J&K cops stop handing over bodies of slain militants to family members due to Covid-19
Srinagar: Breaking the tradition of handing over the bodies of local militants killed in encounters to their family members, J&K police have started burying such bodies at different designated graveyards in remote areas of central Kashmir and not in their native villages to avoid public gathering during the lockdown imposed to contain the spread of Covid-19. Such burials are, however, taking place in the presence of the family members of the slain militants and the district magistrate concerned.
Four such burials took place on Thursday at designated graveyards in central Kashmir. The four local militants were killed in an encounter with security forces in south Kashmir’s Shopian district on Wednesday. They were identified as Basharat Shah, Wakeel Dar, Tariq Bhat and Uzair Bhat of Ansar Gazwat-ul-Hind, an affiliate of Al-Qaeda in Kashmir. Police hit upon the idea of such burials after hundreds of people joined the funeral of a slain militant in Sopore on April 8.

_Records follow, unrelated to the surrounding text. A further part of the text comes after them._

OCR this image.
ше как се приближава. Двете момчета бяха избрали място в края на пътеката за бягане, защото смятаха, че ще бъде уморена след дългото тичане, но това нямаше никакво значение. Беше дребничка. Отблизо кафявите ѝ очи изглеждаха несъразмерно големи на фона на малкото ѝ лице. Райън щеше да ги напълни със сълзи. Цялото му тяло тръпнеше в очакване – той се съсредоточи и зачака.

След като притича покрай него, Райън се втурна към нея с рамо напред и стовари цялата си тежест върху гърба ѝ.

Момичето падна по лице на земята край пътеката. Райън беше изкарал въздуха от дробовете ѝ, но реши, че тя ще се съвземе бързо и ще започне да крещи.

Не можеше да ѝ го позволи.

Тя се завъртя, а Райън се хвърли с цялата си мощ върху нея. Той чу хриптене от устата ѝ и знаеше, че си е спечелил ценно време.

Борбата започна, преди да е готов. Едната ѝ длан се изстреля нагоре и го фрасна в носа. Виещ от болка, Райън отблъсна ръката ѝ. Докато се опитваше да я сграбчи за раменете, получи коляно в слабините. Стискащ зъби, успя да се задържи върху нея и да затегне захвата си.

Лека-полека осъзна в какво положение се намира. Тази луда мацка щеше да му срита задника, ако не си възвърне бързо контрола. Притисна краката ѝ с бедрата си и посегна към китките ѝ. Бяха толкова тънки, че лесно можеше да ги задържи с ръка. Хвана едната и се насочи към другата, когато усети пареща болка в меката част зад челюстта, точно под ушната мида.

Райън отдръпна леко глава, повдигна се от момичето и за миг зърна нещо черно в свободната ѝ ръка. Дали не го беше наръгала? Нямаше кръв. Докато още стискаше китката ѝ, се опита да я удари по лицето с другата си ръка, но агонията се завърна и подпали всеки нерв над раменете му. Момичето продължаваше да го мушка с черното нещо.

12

Inspector-General of Police, Kashmir, Vijay Kumar confirmed that the four slain militants were not buried at their native places. “Families identified three out of the four militants and participated in burials in the presence of a magistrate,” he said.
This is for the first time in the three-decade-old armed insurgency in Kashmir that bodies of local militants are not being handed over to their families for the last rites, official sources said.
In connection with the April 8 funeral of the militant in Sopore, police had registered an FIR against the family members and later arrested over a dozen people for allegedly participating in the procession in violation of lockdown protocol.
Till April 8, J&K police used to hand over bodies of local terrorists to their families for last rites, while those of unidentified and Pakistani militants were buried in a few designated graveyards in remote areas of Baramulla and Kupwara districts.